Deutschland: Vier schwer verletzte Autoinsassen bei Unfall -> 2 Eingeklemmte
Himmelpforten (Deutschland): In der Nacht auf den 15. Jännner 2012 kam es in der Nähe von Himmelpforten im Landkreis Stade zu einem schweren Verkehrsunfall, bei dem vier Autoinsassen schwere Verletzungen erlitten.
Eine 18-jährige Fahranfängerin aus Oldendorf war zwischen 03:00 Uhr und 03:45 Uhr mit ihrem 3er-BMW zusammen mit drei Bekannten auf dem Rückweg von einem Motorradclub in Neuland nach Hause und dabei in Breitenwisch auf der Landesstraße 113 nach dem Durchfahren einer Rechtskurve aus bisher ungeklärter Ursache ins Schleudern gekommen. Sie hatte die Kontrolle über ihr Fahrzeug verloren und war dann im rechten Seitenraum gegen mehrere Bäume geprallt. Zufällig auf der zu der Zeit wenig befahrenden Strecke vorbeikommende Autofahrer hatten den Unfall bemerkt, sofort Erste Hilfe geleistet und die Rettungskräfte alarmiert.

Durch die Wucht des Aufpralls wurde die Fahrerin sowie ein hinten mitfahrender Insasse im Fahrzeug eingeklemmt und konnten erst nach gut einer Stunde von der alarmierten Feuerwehr Himmelpforten, die mit ca. 15 Feuerwehrleuten anrückte mit schwerem Rettungsgerät befreit werden.

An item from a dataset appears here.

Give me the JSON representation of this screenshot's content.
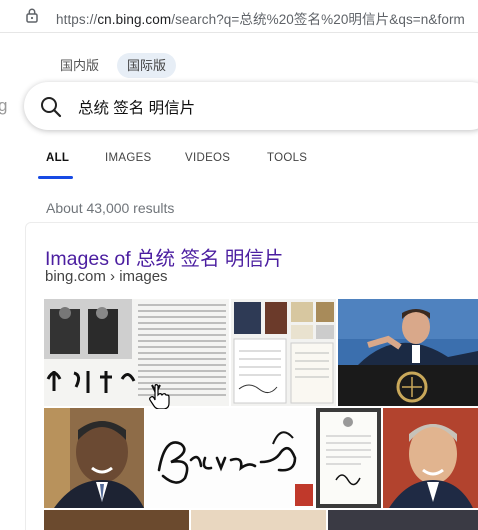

Beide mussten wie auch die beiden anderen männlichen Fahrzeuginsassen, alle im Alter von 18, 21 und 35 Jahren aus Oldendorf und Himmelpforten nach der Erstversorgung durch drei Notärzte aus Stade, Hemmoor und Buxtehude mit schweren Verletzungen durch die Besatzungen von vier Rettungswagen aus Stade, Horneburg und Hemmoor in die Kliniken nach Stade, Buxtehude und Hamburg Altona gebracht werden.

Der 3er-BMW wurde bei dem Unfall total beschädigt, der Gesamtschaden dürfte sich auf ca. 4.000 Euro belaufen.
Die Landesstraße 113 musste für die Zeit der Rettungs- und Bergungsmaßnahmen sowie für die Unfallaufnahme für ca. 2,5 Stunden voll gesperrt werden, zu größeren Behinderungen kam es dabei aber nicht.